Most PCs have a popup ley that gives you boot choices, check your computer manual it should say if you have this. But sometimes you have to set up a CD or DVD boot from advanced startup.
If you can get to the BIOS, you might have to set up a Profile to boot from CD, but usually if you set that up it won't boot to HDD if there is no CD, it will just give you a boot sector not found message. Some manufacturers are skimping with the Bios, they are replacing the BIOS with a UEFI boot partition, that you can usually access with an F key. HP does this for some of their laptops.
You might have to set up a legacy boot option for it to act like it used to, Windows 8.1 and 10 get their tendrils in there and take it over. Honestly, I've had to set up several new machines for legacy boot.

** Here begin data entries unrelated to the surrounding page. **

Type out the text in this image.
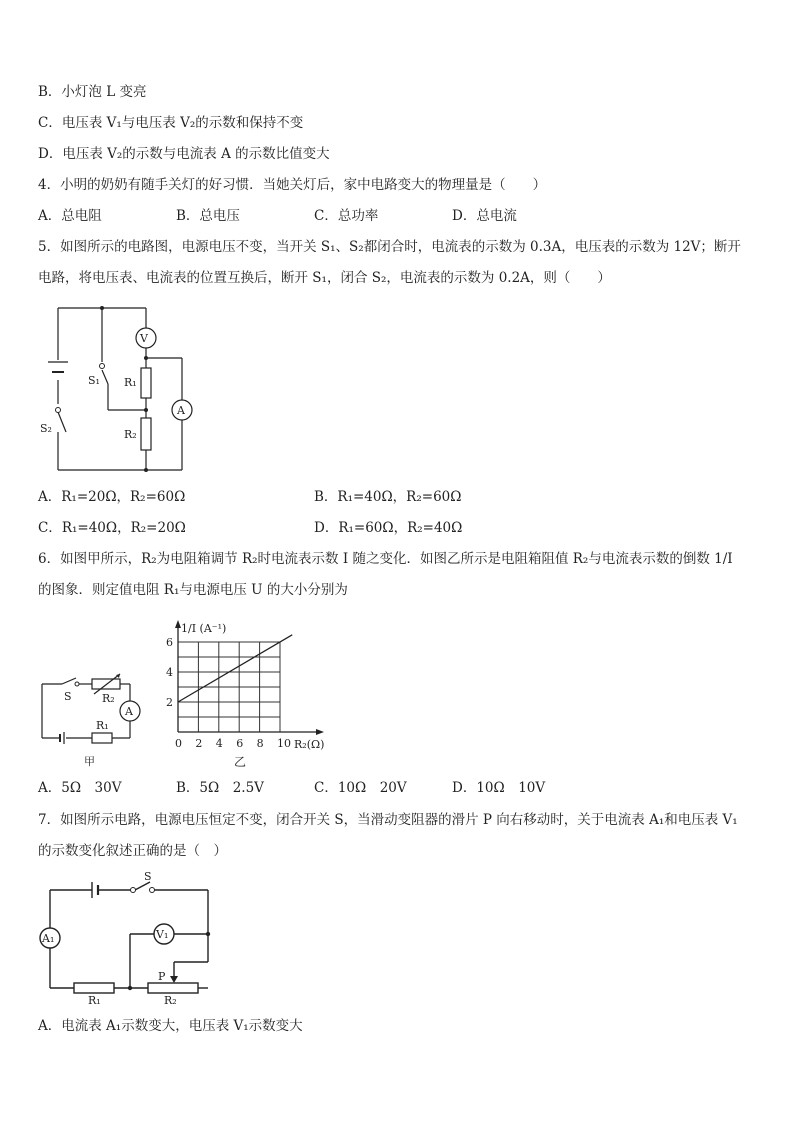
B．小灯泡 L 变亮
C．电压表 V₁与电压表 V₂的示数和保持不变
D．电压表 V₂的示数与电流表 A 的示数比值变大
4．小明的奶奶有随手关灯的好习惯．当她关灯后，家中电路变大的物理量是（　　）
A．总电阻	B．总电压	C．总功率	D．总电流
5．如图所示的电路图，电源电压不变，当开关 S₁、S₂都闭合时，电流表的示数为 0.3A，电压表的示数为 12V；断开
电路，将电压表、电流表的位置互换后，断开 S₁，闭合 S₂，电流表的示数为 0.2A，则（　　）
V
A
S₁
S₂
R₁
R₂
A．R₁=20Ω，R₂=60Ω	B．R₁=40Ω，R₂=60Ω
C．R₁=40Ω，R₂=20Ω	D．R₁=60Ω，R₂=40Ω
6．如图甲所示，R₂为电阻箱调节 R₂时电流表示数 I 随之变化．如图乙所示是电阻箱阻值 R₂与电流表示数的倒数 1/I
的图象．则定值电阻 R₁与电源电压 U 的大小分别为
S	R₂
A
R₁
甲
0 2 4 6 8 10
2
4
6
1/I (A⁻¹)
R₂(Ω)
乙
A．5Ω　30V	B．5Ω　2.5V	C．10Ω　20V	D．10Ω　10V
7．如图所示电路，电源电压恒定不变，闭合开关 S，当滑动变阻器的滑片 P 向右移动时，关于电流表 A₁和电压表 V₁
的示数变化叙述正确的是（　）
S
A₁	V₁
P
R₁	R₂
A．电流表 A₁示数变大，电压表 V₁示数变大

Thanks all for the advice. I am not a novice on computers and have been doing desktop support for 10 years. I have tried all the obvious BIOS settings etc. Lenovo has a UEFI bios update that I will not install so there are no UEFI options in BIOS. I have seen on google that switching to legacy etc but my BIOS has none of those options.
I can press F12 and get a boot device selection menu. I have a known bootable CD in the drive. When I select the CD as boot device, the system boots to the hard drive starting Win10. On Windows 7 everything works fine with none of these issues.
I had trouble re-imaging my machine back to Win 7 because of this boot problem. The only way I could fix it was to take the hard drive out and hook it to another system and delete the Windows 10 partitions. Then I could boot to cd.
Looks like Win 10 implements UEFI by default. I tried Win 10 setting holding shift and doing restart. Online it shows a device select option but I do not have that option. I guess there is no fix rather than stay with Win 7 as I need my machine to do what I want not what Microsoft wants.
I have fastboot disabled and no option in BIOS for secure boot.
I had that problem - Let the laptop go into Windows 10 and then hold down and don't let go of the shift key and click on shut down.
You will have full access to bios and booting from the CD/Dvd just like always.